Among the most notable differences that can be identified between the contact maps, it can be highlighted the regions marked with red circles, where inversion can be identified.

Conclusion

To sum up, it is worthwhile to compare the final assembly with the S. cerevisiae_ S288C reference genome.

Table 1: Final stats. Open image in new tab

Figure 34: Comparison between the final assembly generated in this training and the reference genome. Contiguity plot using the reference genome size (a).

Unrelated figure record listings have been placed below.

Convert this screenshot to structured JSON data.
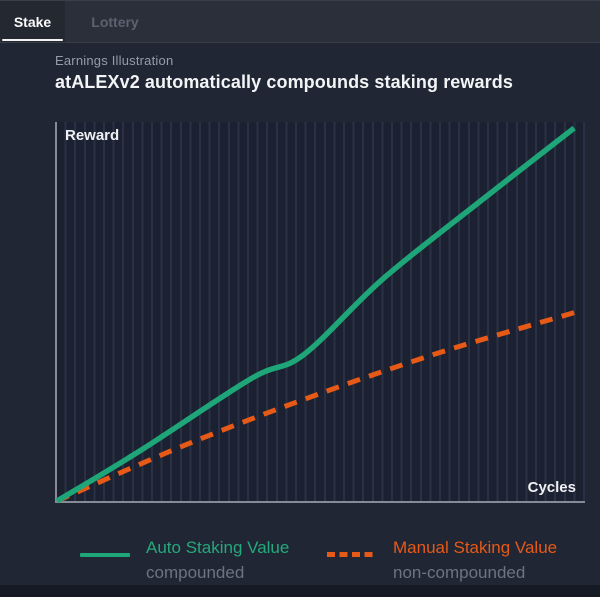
{
  "tabs": {
    "items": [
      {
        "label": "Stake",
        "active": true
      },
      {
        "label": "Lottery",
        "active": false
      }
    ]
  },
  "header": {
    "eyebrow": "Earnings Illustration",
    "title": "atALEXv2 automatically compounds staking rewards"
  },
  "chart_data": {
    "type": "line",
    "title": "Earnings Illustration",
    "xlabel": "Cycles",
    "ylabel": "Reward",
    "x_range": [
      0,
      100
    ],
    "y_range": [
      0,
      100
    ],
    "axes_numeric": false,
    "grid": "vertical",
    "legend_position": "bottom",
    "series": [
      {
        "name": "Auto Staking Value",
        "subtitle": "compounded",
        "line_style": "solid",
        "color": "#1ea578",
        "points": [
          [
            0,
            0
          ],
          [
            16,
            13.4
          ],
          [
            37,
            32.3
          ],
          [
            47,
            38.6
          ],
          [
            62,
            58.5
          ],
          [
            81,
            79.5
          ],
          [
            98.5,
            98.4
          ]
        ]
      },
      {
        "name": "Manual Staking Value",
        "subtitle": "non-compounded",
        "line_style": "dashed",
        "color": "#e75917",
        "points": [
          [
            0,
            0
          ],
          [
            23.6,
            14.3
          ],
          [
            48,
            27.3
          ],
          [
            73,
            39.2
          ],
          [
            99,
            49.9
          ]
        ]
      }
    ]
  },
  "colors": {
    "accent_green": "#1ea578",
    "accent_orange": "#e75917",
    "background": "#202634",
    "plot_background": "#1b2130",
    "gridline": "#2a3146",
    "axis": "#868c97"
  }
}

Assembly statistics (b).

With respect to the total sequence length, we can conclude that the size of our genome assembly is almost identical to the reference genome (figure above). Regarding the number of scaffolds, the obtained value is similar to the reference assembly, which consists of 16 chromosomes plus the mitochondrial DNA, which consists of 85,779 bp. The remaining statistics exhibit very similar values (panel b above).

Comparison reference genome. Open image in new tab

Figure 35: Comparison between contact maps generated by using the final assembly (a) and the reference genome (b).

If we compare the contact map of our assembled genome (panel a above) with the reference assembly (panel b above), we can see that the two are essentially identical. This means that we have achieved an almost perfect assembly at the chromosome level.